I believe all of issues you are seeing here has to do with round
off as result of using machine precision numbers. I can do:
In[39]:= Solve[{x*y == (a + 2*b)/(c + 2*d),
1/Sqrt[2] == Sqrt[(e*y)/(z*f*g*h)], 2*Pi*i == 9/10/(z*f)},
{x, y,
z}]
getting:
Out[39]= {{x -> (3304*Pi)/27, z -> 3/(20000*f*Pi),
y -> 9/(1216000*Pi)}}
with no messages generated.

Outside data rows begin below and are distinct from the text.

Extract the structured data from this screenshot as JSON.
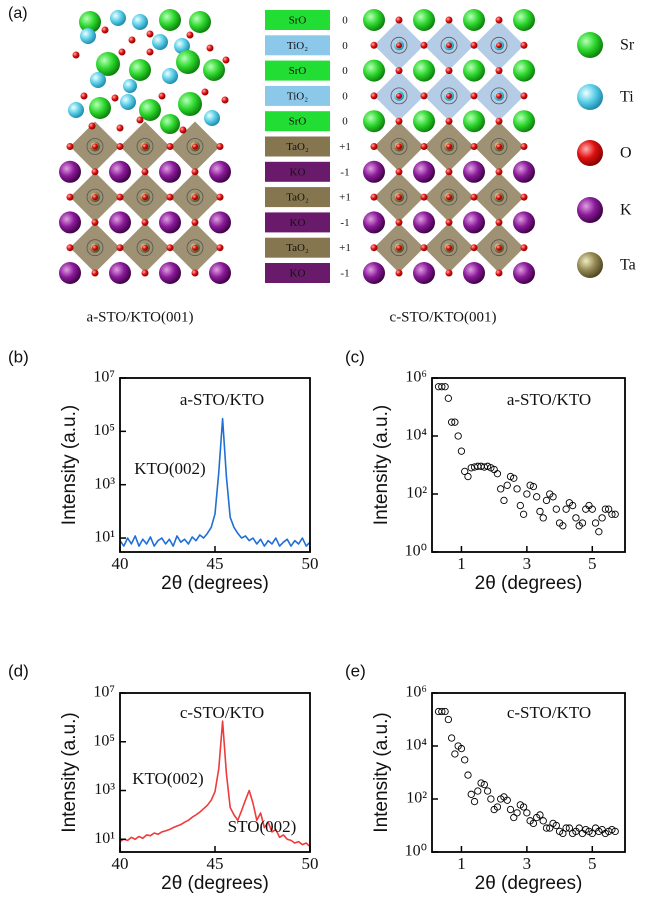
{
  "panel_a": {
    "label": "(a)",
    "layers": [
      {
        "label": "SrO",
        "charge": "0",
        "color": "#22dd33"
      },
      {
        "label": "TiO₂",
        "charge": "0",
        "color": "#8cc8ea"
      },
      {
        "label": "SrO",
        "charge": "0",
        "color": "#22dd33"
      },
      {
        "label": "TiO₂",
        "charge": "0",
        "color": "#8cc8ea"
      },
      {
        "label": "SrO",
        "charge": "0",
        "color": "#22dd33"
      },
      {
        "label": "TaO₂",
        "charge": "+1",
        "color": "#857650"
      },
      {
        "label": "KO",
        "charge": "-1",
        "color": "#6a1a6a"
      },
      {
        "label": "TaO₂",
        "charge": "+1",
        "color": "#857650"
      },
      {
        "label": "KO",
        "charge": "-1",
        "color": "#6a1a6a"
      },
      {
        "label": "TaO₂",
        "charge": "+1",
        "color": "#857650"
      },
      {
        "label": "KO",
        "charge": "-1",
        "color": "#6a1a6a"
      }
    ],
    "captions": [
      "a-STO/KTO(001)",
      "c-STO/KTO(001)"
    ],
    "legend": [
      "Sr",
      "Ti",
      "O",
      "K",
      "Ta"
    ]
  },
  "chart_data": [
    {
      "type": "line",
      "panel": "(b)",
      "color": "#1f6fd6",
      "log_y": true,
      "annotations": [
        "a-STO/KTO",
        "KTO(002)"
      ],
      "xlabel": "2θ (degrees)",
      "ylabel": "Intensity (a.u.)",
      "xlim": [
        40,
        50
      ],
      "xticks": [
        40,
        45,
        50
      ],
      "ylim": [
        3,
        10000000
      ],
      "yticks": [
        {
          "value": 10,
          "label": "10¹"
        },
        {
          "value": 1000,
          "label": "10³"
        },
        {
          "value": 100000,
          "label": "10⁵"
        },
        {
          "value": 10000000,
          "label": "10⁷"
        }
      ],
      "x": [
        40,
        40.2,
        40.4,
        40.6,
        40.8,
        41,
        41.2,
        41.4,
        41.6,
        41.8,
        42,
        42.2,
        42.4,
        42.6,
        42.8,
        43,
        43.2,
        43.4,
        43.6,
        43.8,
        44,
        44.2,
        44.4,
        44.6,
        44.8,
        45,
        45.2,
        45.4,
        45.6,
        45.8,
        46,
        46.2,
        46.4,
        46.6,
        46.8,
        47,
        47.2,
        47.4,
        47.6,
        47.8,
        48,
        48.2,
        48.4,
        48.6,
        48.8,
        49,
        49.2,
        49.4,
        49.6,
        49.8,
        50
      ],
      "values": [
        8,
        5,
        10,
        6,
        12,
        5,
        9,
        6,
        11,
        5,
        8,
        10,
        6,
        9,
        5,
        12,
        7,
        9,
        6,
        11,
        8,
        13,
        10,
        15,
        25,
        80,
        3000,
        300000,
        2000,
        60,
        25,
        15,
        10,
        12,
        8,
        10,
        6,
        9,
        5,
        8,
        6,
        10,
        5,
        7,
        9,
        5,
        8,
        6,
        10,
        5,
        7
      ]
    },
    {
      "type": "scatter",
      "panel": "(c)",
      "color": "#000000",
      "log_y": true,
      "annotations": [
        "a-STO/KTO"
      ],
      "xlabel": "2θ (degrees)",
      "ylabel": "Intensity (a.u.)",
      "xlim": [
        0.1,
        6
      ],
      "xticks": [
        1,
        3,
        5
      ],
      "ylim": [
        1,
        1000000
      ],
      "yticks": [
        {
          "value": 1,
          "label": "10⁰"
        },
        {
          "value": 100,
          "label": "10²"
        },
        {
          "value": 10000,
          "label": "10⁴"
        },
        {
          "value": 1000000,
          "label": "10⁶"
        }
      ],
      "x": [
        0.3,
        0.4,
        0.5,
        0.6,
        0.7,
        0.8,
        0.9,
        1.0,
        1.1,
        1.2,
        1.3,
        1.4,
        1.5,
        1.6,
        1.7,
        1.8,
        1.9,
        2.0,
        2.1,
        2.2,
        2.3,
        2.4,
        2.5,
        2.6,
        2.7,
        2.8,
        2.9,
        3.0,
        3.1,
        3.2,
        3.3,
        3.4,
        3.5,
        3.6,
        3.7,
        3.8,
        3.9,
        4.0,
        4.1,
        4.2,
        4.3,
        4.4,
        4.5,
        4.6,
        4.7,
        4.8,
        4.9,
        5.0,
        5.1,
        5.2,
        5.3,
        5.4,
        5.5,
        5.6,
        5.7
      ],
      "values": [
        500000,
        500000,
        500000,
        200000,
        30000,
        30000,
        10000,
        3000,
        600,
        400,
        800,
        850,
        900,
        900,
        850,
        900,
        800,
        700,
        500,
        150,
        60,
        200,
        400,
        350,
        150,
        40,
        20,
        100,
        200,
        180,
        80,
        25,
        15,
        60,
        100,
        80,
        30,
        10,
        8,
        30,
        50,
        40,
        15,
        8,
        10,
        30,
        40,
        30,
        10,
        5,
        15,
        30,
        30,
        20,
        20
      ]
    },
    {
      "type": "line",
      "panel": "(d)",
      "color": "#ee3b3b",
      "log_y": true,
      "annotations": [
        "c-STO/KTO",
        "KTO(002)",
        "STO(002)"
      ],
      "xlabel": "2θ (degrees)",
      "ylabel": "Intensity (a.u.)",
      "xlim": [
        40,
        50
      ],
      "xticks": [
        40,
        45,
        50
      ],
      "ylim": [
        3,
        10000000
      ],
      "yticks": [
        {
          "value": 10,
          "label": "10¹"
        },
        {
          "value": 1000,
          "label": "10³"
        },
        {
          "value": 100000,
          "label": "10⁵"
        },
        {
          "value": 10000000,
          "label": "10⁷"
        }
      ],
      "x": [
        40,
        40.2,
        40.4,
        40.6,
        40.8,
        41,
        41.2,
        41.4,
        41.6,
        41.8,
        42,
        42.2,
        42.4,
        42.6,
        42.8,
        43,
        43.2,
        43.4,
        43.6,
        43.8,
        44,
        44.2,
        44.4,
        44.6,
        44.8,
        45,
        45.2,
        45.4,
        45.6,
        45.8,
        46,
        46.2,
        46.4,
        46.6,
        46.8,
        47,
        47.2,
        47.4,
        47.6,
        47.8,
        48,
        48.2,
        48.4,
        48.6,
        48.8,
        49,
        49.2,
        49.4,
        49.6,
        49.8,
        50
      ],
      "values": [
        8,
        10,
        9,
        12,
        10,
        13,
        11,
        15,
        14,
        18,
        16,
        20,
        22,
        25,
        30,
        35,
        40,
        50,
        60,
        80,
        100,
        130,
        180,
        250,
        400,
        900,
        8000,
        700000,
        5000,
        200,
        100,
        60,
        150,
        400,
        1000,
        300,
        60,
        120,
        30,
        50,
        20,
        25,
        12,
        15,
        10,
        9,
        7,
        8,
        6,
        7,
        5
      ]
    },
    {
      "type": "scatter",
      "panel": "(e)",
      "color": "#000000",
      "log_y": true,
      "annotations": [
        "c-STO/KTO"
      ],
      "xlabel": "2θ (degrees)",
      "ylabel": "Intensity (a.u.)",
      "xlim": [
        0.1,
        6
      ],
      "xticks": [
        1,
        3,
        5
      ],
      "ylim": [
        1,
        1000000
      ],
      "yticks": [
        {
          "value": 1,
          "label": "10⁰"
        },
        {
          "value": 100,
          "label": "10²"
        },
        {
          "value": 10000,
          "label": "10⁴"
        },
        {
          "value": 1000000,
          "label": "10⁶"
        }
      ],
      "x": [
        0.3,
        0.4,
        0.5,
        0.6,
        0.7,
        0.8,
        0.9,
        1.0,
        1.1,
        1.2,
        1.3,
        1.4,
        1.5,
        1.6,
        1.7,
        1.8,
        1.9,
        2.0,
        2.1,
        2.2,
        2.3,
        2.4,
        2.5,
        2.6,
        2.7,
        2.8,
        2.9,
        3.0,
        3.1,
        3.2,
        3.3,
        3.4,
        3.5,
        3.6,
        3.7,
        3.8,
        3.9,
        4.0,
        4.1,
        4.2,
        4.3,
        4.4,
        4.5,
        4.6,
        4.7,
        4.8,
        4.9,
        5.0,
        5.1,
        5.2,
        5.3,
        5.4,
        5.5,
        5.6,
        5.7
      ],
      "values": [
        200000,
        200000,
        200000,
        100000,
        20000,
        5000,
        10000,
        8000,
        3000,
        800,
        150,
        80,
        200,
        400,
        350,
        200,
        100,
        40,
        50,
        100,
        120,
        90,
        40,
        20,
        30,
        60,
        50,
        30,
        15,
        12,
        20,
        25,
        15,
        8,
        8,
        12,
        10,
        6,
        5,
        8,
        8,
        5,
        6,
        8,
        5,
        7,
        6,
        5,
        8,
        6,
        7,
        5,
        6,
        7,
        6
      ]
    }
  ]
}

Similarly if I do:
a = 65/10^6;
b = 1/10^3;
c = 19/10;
d = 19/100;
e = 1/(25/10^2);
v = 18;
w = 8;
g = (2*v)/((c + 2*d)*w);
i = 3000;
h = 2/10;
then Solve is able to find
In[37]:= Solve[{x*y == (a + 2*b)/(c + 2*d),
1/Sqrt[2] == Sqrt[(e*y)/(4*z*f*g*h)], 2*Pi*i == 9/10/(z*f)},
{x, y,
z}]
Out[37]= {{x -> (826*Pi)/27, z -> 3/(20000*f*Pi),
y -> 9/(304000*Pi)}}
with no difficulty.
As a general rule you will get better, more consistent results
with one of the functions in Mathematica that begin with N when
using machine precision numbers in the input. When using
functions like Solve that are designed to use algebraic methods,
entering the coefficients as exact numbers works better.